If we split Im into its parts:

Im = sqrt{(Ifield)^2 + (Iloss)^2)}.

Is is not in-phase with the secondary voltage unless the load is a pure
resistance.

 

Yes it is true.
And yes, there is always a small current flowing through the primary.
This 'always-present' primary current is there simply cos' the primary looks
like a big inductor (say 10H if a mains type) sitting across the incoming ac
supply.
Any secondary load currents can be looked at as acting independantly of this
constant but small "magnetising" current. And -no-, this magnetising current
isn't a constant power waste as it's mostly running out of phase with the
incoming voltage. The few real watts of heat that you feel as the
transformer just sits there doing nothing is caused by the resistance of the
primary wire turns (in series with the reactance of that 10H) and some small
losses (hysteresis/eddy) in the transformer steel.
For example... 60Hz, 110Vac supply with a 10H, 1000 ohms transformer
primary.
Primary reactance is 2 X Pi X 60Hz X 10H = 38k ohms.
Resulting 'Magnetising' current must be 110Vac divided by this 38kohms =
30ma (lossless as out of phase with incoming)
This 30ma is also going through the 1000 ohms winding resistance which gives
a real power loss (I^2.R) of 30ma X 30ma X 1000ohms = 0.7watts. The steel
losses aren't calculable but guess at equal to the wire loss. Say a total of
1.4 Watts
regards
john

 

I was told a while ago,

=========================

Never listen to old wives.

 

Just wanted to add that the magnetizing current is a practicality, not a
theoretical necessity. If you use the standard definition of a "perfect
transformer," which is to say a transformer with infinite primary and
secondary inductance, but a finite ratio of primary to secondary inductance,
the magnetizing current approaches zero. That does not detract from what
anyone else has said, however.

 

An ideal (perfect) transformer has no primary current when the
secondary current is zero, and under all load conditions, a primary
current that is related instantaneously ot the secondary current
strictly by the inverse of the turns ratio.
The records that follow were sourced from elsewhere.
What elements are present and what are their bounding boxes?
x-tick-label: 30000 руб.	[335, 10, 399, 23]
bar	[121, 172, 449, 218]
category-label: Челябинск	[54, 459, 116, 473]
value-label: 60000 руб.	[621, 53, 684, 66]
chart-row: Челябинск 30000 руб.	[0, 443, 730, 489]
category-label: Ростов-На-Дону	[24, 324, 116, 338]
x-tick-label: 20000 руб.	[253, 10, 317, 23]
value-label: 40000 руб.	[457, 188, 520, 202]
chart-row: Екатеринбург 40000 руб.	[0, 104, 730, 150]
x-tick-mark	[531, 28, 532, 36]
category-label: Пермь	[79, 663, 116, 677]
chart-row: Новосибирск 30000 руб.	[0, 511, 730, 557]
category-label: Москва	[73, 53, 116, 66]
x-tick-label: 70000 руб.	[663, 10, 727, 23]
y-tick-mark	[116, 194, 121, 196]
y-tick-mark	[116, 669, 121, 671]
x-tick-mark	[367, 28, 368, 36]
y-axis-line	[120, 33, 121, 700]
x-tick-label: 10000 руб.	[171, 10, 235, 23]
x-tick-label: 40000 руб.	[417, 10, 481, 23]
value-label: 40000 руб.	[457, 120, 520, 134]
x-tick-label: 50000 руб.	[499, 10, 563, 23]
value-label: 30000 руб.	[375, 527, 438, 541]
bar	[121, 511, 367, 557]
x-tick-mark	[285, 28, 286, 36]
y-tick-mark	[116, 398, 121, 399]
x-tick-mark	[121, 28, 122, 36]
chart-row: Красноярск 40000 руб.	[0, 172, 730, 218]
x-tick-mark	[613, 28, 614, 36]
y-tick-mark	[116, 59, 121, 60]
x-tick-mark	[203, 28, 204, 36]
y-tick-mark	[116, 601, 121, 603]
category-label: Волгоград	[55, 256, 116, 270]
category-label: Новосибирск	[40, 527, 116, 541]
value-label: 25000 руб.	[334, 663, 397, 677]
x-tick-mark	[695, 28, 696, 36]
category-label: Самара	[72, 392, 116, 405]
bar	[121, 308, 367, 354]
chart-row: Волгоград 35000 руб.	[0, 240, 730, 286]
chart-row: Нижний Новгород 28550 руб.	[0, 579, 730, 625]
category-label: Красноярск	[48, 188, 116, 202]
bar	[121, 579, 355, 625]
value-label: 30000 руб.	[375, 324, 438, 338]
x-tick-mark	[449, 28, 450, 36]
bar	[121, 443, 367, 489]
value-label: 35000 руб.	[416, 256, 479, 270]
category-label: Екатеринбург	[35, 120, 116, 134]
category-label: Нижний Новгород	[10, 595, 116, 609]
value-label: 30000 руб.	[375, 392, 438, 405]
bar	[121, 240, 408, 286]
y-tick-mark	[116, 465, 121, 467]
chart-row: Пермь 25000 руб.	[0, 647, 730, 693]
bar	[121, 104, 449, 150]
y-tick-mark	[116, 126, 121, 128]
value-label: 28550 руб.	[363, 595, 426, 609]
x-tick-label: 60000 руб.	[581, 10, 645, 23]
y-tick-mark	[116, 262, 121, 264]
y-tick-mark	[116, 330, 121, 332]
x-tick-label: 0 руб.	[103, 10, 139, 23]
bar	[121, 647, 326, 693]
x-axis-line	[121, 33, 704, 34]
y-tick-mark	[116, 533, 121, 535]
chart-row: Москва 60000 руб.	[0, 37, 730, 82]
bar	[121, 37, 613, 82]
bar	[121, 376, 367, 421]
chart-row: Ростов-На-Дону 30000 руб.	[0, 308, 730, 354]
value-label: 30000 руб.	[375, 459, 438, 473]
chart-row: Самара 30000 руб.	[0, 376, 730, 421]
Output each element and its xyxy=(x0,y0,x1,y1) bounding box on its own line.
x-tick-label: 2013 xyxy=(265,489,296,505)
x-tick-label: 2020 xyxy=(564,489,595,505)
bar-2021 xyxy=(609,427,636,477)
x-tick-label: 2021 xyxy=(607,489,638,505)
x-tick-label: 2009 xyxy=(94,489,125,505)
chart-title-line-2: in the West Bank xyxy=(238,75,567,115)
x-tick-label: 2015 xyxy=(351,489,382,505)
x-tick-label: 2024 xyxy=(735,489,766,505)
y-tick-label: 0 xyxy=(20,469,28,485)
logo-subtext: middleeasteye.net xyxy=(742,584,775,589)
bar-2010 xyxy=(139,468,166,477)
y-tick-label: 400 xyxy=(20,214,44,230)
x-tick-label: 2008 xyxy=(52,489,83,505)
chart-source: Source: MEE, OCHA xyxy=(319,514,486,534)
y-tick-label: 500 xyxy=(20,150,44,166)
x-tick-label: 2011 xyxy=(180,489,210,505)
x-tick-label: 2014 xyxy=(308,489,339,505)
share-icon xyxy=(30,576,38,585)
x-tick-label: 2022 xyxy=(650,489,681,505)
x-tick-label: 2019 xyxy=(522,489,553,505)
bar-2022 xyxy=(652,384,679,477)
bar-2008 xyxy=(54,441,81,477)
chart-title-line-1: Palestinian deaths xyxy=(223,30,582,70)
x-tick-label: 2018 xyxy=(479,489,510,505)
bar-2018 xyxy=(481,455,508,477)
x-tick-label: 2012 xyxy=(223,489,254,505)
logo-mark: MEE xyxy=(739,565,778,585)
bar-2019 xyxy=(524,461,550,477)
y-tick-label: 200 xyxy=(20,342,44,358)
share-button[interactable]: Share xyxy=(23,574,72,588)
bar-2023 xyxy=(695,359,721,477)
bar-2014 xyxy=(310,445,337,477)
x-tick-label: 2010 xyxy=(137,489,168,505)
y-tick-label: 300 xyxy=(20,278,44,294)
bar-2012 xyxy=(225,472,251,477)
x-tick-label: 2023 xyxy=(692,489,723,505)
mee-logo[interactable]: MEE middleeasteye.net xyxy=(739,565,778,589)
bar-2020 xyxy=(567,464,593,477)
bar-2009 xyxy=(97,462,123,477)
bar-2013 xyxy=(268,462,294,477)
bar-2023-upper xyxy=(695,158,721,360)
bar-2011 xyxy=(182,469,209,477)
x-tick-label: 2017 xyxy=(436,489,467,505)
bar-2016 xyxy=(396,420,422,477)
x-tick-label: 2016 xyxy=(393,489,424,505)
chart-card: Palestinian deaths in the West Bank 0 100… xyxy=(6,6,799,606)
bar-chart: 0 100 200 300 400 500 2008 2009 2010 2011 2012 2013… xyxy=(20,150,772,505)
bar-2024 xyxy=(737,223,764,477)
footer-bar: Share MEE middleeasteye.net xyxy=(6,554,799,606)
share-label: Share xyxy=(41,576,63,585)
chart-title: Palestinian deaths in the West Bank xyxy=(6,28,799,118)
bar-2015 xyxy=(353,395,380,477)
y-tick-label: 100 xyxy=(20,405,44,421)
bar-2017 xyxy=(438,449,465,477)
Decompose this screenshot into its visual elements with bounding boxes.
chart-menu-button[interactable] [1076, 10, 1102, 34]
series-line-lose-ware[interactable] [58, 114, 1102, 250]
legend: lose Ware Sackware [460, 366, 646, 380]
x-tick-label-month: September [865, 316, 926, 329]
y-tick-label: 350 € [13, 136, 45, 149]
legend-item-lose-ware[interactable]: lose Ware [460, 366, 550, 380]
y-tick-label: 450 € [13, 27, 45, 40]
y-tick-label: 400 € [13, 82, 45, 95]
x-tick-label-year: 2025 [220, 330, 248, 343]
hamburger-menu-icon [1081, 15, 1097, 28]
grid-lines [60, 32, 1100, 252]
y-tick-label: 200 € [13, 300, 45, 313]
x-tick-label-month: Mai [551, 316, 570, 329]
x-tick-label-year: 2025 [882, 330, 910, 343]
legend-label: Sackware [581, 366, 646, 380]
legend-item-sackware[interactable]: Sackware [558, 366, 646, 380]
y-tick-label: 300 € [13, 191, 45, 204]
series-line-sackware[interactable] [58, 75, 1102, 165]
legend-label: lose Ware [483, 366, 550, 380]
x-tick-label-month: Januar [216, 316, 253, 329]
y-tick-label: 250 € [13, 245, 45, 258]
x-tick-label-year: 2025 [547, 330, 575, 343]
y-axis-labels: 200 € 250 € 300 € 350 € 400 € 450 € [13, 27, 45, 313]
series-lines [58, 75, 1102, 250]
Real transformers have several differences. Add to the above model, a
fixed inductor in parallel with the primary that represents the open
circuit inductance of the windings on the core geometry and material
that have magnetize the core twice (once in each direction) during an
AC cycle. This component of the primary current is inductive, so it
would lag the applied voltage by 90 degrees if the primary had no
resistance. But the actual resistance of the primary reduces this lag
by a bit. So we have a series RC in parallel with the ideal
transformer primary.

So the primary current is larger than what is expected from an ideal
transformer and lags the secondary current a bit. These effects are
most significant at light loading, where the reflected secondary
current is small, while the magnetizing current remains at full size.